Roughly a third of global fertiliser needs, in particular ammonia and urea, passes through the Persian Gulf and its interruption has forced growers around the world to either seek alternative supplies at higher prices or simply use less of the chemicals vital to maintain agricultural yields.
In Britain, farmers have had to deal with a rise in fertiliser prices of between 50 per cent and 70 per cent, hitting greenhouse and arable operations. The result is that what is grown is costing more to produce and there may be less of it.
A further problem is that while fluctuations in oil prices tend to be reflected in consumer costs within a fortnight, the effect on food prices takes longer to manifest itself and tends to be more enduring.
Governments rushed to secure supplies of critical crop nutrients ahead of spring planting. (Photo: Rory Doyle/Bloomberg via Getty Images)Consequently there are concerns that food inflation will rise steadily in the coming months and hit nine per cent by the end of the year.
Forgione said: “Long-term contracts mean higher input costs for energy, freight and raw materials will keep working their way through the system for months ahead. Food prices lag because of planting and harvest cycles, so we are likely to see elevated pressures well into 2027.”
Air travel and holidays – look out for bargains
The fact that roughly a fifth of global aviation fuel supply – and about 40 per cent of that required by Europe – originates in the Persian Gulf led to concerns early in the Iran war of swingeing price rises and even shortages imperiling summer holidays.

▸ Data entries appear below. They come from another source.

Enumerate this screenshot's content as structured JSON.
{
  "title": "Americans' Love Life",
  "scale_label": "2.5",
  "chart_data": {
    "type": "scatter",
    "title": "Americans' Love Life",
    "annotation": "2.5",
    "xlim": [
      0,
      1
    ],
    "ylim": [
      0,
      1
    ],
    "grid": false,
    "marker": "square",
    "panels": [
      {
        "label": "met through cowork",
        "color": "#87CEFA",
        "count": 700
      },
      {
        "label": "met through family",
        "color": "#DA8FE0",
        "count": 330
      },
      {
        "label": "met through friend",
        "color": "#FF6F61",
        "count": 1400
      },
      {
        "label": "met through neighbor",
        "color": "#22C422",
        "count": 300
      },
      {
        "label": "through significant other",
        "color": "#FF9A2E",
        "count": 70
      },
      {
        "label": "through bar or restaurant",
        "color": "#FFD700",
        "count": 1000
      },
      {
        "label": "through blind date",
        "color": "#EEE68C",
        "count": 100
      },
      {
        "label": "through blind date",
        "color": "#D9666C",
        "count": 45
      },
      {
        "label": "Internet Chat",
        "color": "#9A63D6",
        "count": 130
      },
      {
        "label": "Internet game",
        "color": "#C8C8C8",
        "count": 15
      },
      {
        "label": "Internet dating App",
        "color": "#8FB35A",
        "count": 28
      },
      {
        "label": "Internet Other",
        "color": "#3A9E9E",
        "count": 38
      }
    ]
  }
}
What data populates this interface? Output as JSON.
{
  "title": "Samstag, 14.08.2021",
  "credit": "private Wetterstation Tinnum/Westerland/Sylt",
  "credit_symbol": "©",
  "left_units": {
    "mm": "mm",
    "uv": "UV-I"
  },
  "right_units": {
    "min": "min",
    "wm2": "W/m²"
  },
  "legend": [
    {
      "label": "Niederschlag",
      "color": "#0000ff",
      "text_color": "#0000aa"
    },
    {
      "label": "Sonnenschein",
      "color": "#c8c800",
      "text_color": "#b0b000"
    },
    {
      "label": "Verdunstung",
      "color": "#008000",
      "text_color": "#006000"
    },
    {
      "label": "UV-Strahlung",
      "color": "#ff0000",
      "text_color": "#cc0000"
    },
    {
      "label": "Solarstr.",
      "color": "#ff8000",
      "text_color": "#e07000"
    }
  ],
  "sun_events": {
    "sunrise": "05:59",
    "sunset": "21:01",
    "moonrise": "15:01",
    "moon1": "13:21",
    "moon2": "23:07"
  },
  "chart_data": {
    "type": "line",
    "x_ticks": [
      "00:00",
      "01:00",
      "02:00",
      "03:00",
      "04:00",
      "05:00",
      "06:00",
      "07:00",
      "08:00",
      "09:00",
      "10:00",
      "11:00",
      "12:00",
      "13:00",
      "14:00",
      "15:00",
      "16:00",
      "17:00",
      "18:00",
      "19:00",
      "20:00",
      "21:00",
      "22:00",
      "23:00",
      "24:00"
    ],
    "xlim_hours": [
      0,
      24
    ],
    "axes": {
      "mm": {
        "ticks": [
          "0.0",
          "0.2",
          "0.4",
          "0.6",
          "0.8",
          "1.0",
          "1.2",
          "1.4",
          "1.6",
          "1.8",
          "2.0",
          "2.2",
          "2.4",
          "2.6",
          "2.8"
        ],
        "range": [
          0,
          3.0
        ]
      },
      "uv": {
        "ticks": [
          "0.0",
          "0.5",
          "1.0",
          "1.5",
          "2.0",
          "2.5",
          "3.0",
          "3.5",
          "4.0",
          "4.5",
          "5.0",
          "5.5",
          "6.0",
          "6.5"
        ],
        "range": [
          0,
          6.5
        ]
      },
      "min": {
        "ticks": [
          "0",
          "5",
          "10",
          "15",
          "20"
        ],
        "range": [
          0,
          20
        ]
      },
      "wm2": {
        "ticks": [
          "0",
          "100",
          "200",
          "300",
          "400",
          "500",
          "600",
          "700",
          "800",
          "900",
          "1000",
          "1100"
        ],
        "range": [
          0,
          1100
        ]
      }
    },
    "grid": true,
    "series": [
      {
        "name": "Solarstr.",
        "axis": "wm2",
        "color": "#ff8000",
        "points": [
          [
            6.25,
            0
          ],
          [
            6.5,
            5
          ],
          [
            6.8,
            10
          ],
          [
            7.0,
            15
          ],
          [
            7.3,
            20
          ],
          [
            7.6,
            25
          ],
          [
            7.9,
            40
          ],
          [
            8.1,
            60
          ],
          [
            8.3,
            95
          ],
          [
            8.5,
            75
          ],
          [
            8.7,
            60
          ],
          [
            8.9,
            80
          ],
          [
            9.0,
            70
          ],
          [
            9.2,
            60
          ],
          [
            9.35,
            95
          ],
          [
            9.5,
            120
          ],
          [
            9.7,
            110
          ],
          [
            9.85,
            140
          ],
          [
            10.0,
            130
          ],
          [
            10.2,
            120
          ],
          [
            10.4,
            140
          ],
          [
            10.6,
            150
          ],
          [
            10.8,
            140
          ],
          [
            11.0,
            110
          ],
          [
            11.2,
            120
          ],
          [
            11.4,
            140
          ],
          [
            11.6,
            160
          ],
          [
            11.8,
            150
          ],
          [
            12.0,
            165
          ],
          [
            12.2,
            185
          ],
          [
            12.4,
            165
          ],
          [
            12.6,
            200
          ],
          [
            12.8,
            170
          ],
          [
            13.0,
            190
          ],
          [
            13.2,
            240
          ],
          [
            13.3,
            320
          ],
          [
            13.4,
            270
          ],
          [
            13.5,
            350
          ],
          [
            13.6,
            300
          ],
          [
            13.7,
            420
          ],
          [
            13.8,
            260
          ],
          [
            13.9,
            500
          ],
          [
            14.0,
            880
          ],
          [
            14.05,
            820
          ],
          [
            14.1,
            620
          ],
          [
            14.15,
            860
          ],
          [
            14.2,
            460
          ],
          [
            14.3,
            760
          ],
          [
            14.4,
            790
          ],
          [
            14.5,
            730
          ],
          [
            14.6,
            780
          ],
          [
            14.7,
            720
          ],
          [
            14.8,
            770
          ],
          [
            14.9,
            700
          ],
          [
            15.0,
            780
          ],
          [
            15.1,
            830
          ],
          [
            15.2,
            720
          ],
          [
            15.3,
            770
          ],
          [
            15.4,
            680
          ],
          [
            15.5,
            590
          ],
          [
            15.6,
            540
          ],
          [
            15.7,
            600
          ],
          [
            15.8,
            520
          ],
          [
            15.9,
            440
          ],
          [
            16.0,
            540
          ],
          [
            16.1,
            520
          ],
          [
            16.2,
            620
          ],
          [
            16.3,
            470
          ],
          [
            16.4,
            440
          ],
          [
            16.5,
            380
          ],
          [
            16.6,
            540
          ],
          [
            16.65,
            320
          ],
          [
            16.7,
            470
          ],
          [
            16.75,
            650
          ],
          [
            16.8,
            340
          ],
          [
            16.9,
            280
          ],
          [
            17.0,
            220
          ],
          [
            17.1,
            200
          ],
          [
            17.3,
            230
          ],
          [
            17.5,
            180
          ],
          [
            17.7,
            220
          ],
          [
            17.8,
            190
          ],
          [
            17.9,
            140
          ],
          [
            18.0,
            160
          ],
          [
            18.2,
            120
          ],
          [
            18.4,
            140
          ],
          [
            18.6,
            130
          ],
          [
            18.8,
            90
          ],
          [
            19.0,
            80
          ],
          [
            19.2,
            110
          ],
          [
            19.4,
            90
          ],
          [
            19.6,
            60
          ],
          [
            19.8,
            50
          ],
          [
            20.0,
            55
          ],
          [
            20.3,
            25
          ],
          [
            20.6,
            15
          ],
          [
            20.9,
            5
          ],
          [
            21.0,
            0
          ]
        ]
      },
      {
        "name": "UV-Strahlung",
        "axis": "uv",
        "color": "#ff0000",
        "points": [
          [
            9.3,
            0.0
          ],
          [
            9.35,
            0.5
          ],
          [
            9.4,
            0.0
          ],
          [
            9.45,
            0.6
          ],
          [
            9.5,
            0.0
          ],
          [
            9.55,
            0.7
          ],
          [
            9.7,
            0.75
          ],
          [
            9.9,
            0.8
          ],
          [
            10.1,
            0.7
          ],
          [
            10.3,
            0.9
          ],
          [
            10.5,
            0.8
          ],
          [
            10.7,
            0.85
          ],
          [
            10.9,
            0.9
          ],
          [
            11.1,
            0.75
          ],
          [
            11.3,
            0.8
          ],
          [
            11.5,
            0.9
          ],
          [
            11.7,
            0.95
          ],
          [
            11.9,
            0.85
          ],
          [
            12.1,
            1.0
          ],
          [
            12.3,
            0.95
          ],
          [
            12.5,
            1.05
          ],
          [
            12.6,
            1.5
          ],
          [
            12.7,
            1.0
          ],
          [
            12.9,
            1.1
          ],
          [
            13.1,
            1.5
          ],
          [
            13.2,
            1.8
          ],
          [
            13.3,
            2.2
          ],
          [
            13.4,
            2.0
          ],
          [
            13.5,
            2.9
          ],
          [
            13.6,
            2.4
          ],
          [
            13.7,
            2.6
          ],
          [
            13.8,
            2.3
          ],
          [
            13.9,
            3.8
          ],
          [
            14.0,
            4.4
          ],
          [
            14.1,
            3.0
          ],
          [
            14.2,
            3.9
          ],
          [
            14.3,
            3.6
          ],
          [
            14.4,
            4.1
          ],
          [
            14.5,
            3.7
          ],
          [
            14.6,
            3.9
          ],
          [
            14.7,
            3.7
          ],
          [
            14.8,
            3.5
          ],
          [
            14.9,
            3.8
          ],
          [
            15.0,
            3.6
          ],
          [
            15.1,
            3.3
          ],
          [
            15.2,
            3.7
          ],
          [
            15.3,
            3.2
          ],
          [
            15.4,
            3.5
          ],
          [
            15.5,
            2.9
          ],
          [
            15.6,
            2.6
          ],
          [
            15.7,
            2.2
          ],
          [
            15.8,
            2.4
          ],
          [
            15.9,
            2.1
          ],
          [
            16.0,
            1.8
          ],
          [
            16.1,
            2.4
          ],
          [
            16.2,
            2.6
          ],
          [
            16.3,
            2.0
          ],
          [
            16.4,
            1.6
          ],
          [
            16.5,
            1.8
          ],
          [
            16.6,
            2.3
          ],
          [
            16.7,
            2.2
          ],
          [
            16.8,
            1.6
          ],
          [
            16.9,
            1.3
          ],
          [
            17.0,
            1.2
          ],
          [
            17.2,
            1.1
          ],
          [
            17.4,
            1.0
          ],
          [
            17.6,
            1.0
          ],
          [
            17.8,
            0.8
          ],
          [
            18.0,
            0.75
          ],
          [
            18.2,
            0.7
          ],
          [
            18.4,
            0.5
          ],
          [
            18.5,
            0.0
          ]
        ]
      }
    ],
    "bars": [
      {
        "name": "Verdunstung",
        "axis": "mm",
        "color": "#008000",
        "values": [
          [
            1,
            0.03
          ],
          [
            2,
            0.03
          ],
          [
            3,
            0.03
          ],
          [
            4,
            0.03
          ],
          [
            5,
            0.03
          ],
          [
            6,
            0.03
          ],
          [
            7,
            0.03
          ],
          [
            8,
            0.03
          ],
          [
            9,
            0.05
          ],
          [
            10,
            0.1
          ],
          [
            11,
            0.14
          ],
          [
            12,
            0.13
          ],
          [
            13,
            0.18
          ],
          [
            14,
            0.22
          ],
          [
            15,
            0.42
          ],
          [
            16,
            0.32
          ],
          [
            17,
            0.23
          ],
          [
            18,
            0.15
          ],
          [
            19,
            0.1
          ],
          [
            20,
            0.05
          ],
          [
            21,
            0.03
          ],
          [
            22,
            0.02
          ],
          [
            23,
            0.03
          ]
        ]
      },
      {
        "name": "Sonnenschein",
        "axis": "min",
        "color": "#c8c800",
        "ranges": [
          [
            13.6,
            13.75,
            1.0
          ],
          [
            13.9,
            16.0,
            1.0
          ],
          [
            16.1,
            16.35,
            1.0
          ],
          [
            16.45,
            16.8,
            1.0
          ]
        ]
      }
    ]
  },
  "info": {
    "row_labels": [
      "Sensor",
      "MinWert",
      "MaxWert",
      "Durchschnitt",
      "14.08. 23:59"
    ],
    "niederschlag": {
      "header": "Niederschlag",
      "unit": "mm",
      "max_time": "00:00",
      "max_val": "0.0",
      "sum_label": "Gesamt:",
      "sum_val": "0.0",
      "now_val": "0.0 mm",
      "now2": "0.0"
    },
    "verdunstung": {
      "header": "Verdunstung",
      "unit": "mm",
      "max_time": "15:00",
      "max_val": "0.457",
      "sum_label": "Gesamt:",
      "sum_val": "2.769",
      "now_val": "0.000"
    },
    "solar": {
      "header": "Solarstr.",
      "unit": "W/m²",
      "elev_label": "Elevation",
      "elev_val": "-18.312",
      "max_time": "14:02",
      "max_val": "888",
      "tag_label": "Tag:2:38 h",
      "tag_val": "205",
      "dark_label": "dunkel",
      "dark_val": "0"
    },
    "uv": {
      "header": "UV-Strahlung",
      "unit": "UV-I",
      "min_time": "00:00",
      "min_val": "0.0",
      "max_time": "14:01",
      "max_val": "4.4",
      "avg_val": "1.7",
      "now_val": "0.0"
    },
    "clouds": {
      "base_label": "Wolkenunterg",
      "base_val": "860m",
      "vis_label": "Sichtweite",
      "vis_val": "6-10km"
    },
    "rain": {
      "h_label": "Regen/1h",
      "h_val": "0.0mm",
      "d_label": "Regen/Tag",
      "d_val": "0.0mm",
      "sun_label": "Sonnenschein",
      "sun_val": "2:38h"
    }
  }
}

While airlines have indeed cut schedules and increased the cost of tickets – by an average of 25 per cent according to one analysis – the doomsday scenario of summer getaway cancellations due to fuel availability is now not expected to materialise.
This has been due to an ability of European carriers and governments to rapidly source alternative supplies of jet fuel, in particular from the United States and West Africa.
But experts warn that the resumption of supplies from the Gulf will not precipitate a fall in ticket prices.
The war in Iran brought warnings that UK airlines could be hit by fuel shortages. (Photo: Getty Images)Bryan Terry, managing director of Alton Aviation Consultancy, a specialist analysis company, said: “The uncomfortable truth for the traveller is that good news from the Middle East doesn’t automatically translate into cheaper flights any time soon… Refilling the physical pipeline of jet fuel in Europe will take months, not weeks.”
That is not to say, however, that cut-throat competition in the aviation sector will not result in bargain seats becoming available for some destinations as carriers seek to fill excess capacity.
Terry said a returning sense of “optimism” in the sector is likely to see some carriers dashing to capitalise on a return of demand by restraining or cutting prices to gain passengers.
From gadgets to paracetamol – the other goods likely to stay pricey
The Iran conflict has also had ramifications for a range of obscure products which are nonetheless vital ingredients for everyday goods and services from medicines to consumer durables.
Experts have warned that the loss of helium supplies from Gulf countries, where Qatar alone provided as much as 38 per cent of global production, will have impacts on a number of high-tech sectors.
The gas, which is a byproduct of liquified natural gas (LNG) production, is vital for MRI scans in healthcare, where it is used for cooling superconducting magnets, as well as playing a key role in the manufacturing of semiconductors or microchips.
There are also problems with the price and availability of some medicines. Pharmacies have reported price rises of up to 30 per cent for common remedies such as paracetamol and hay fever tablets, as well as interruptions in supplies of other products such as aspirin and co-codamol.
This is due to the interruptions of supplies from the Gulf of petroleum-based chemical precursors vital for some medicines and rocketing air-freight costs for manufacturers, in particular India’s large generic drug industry.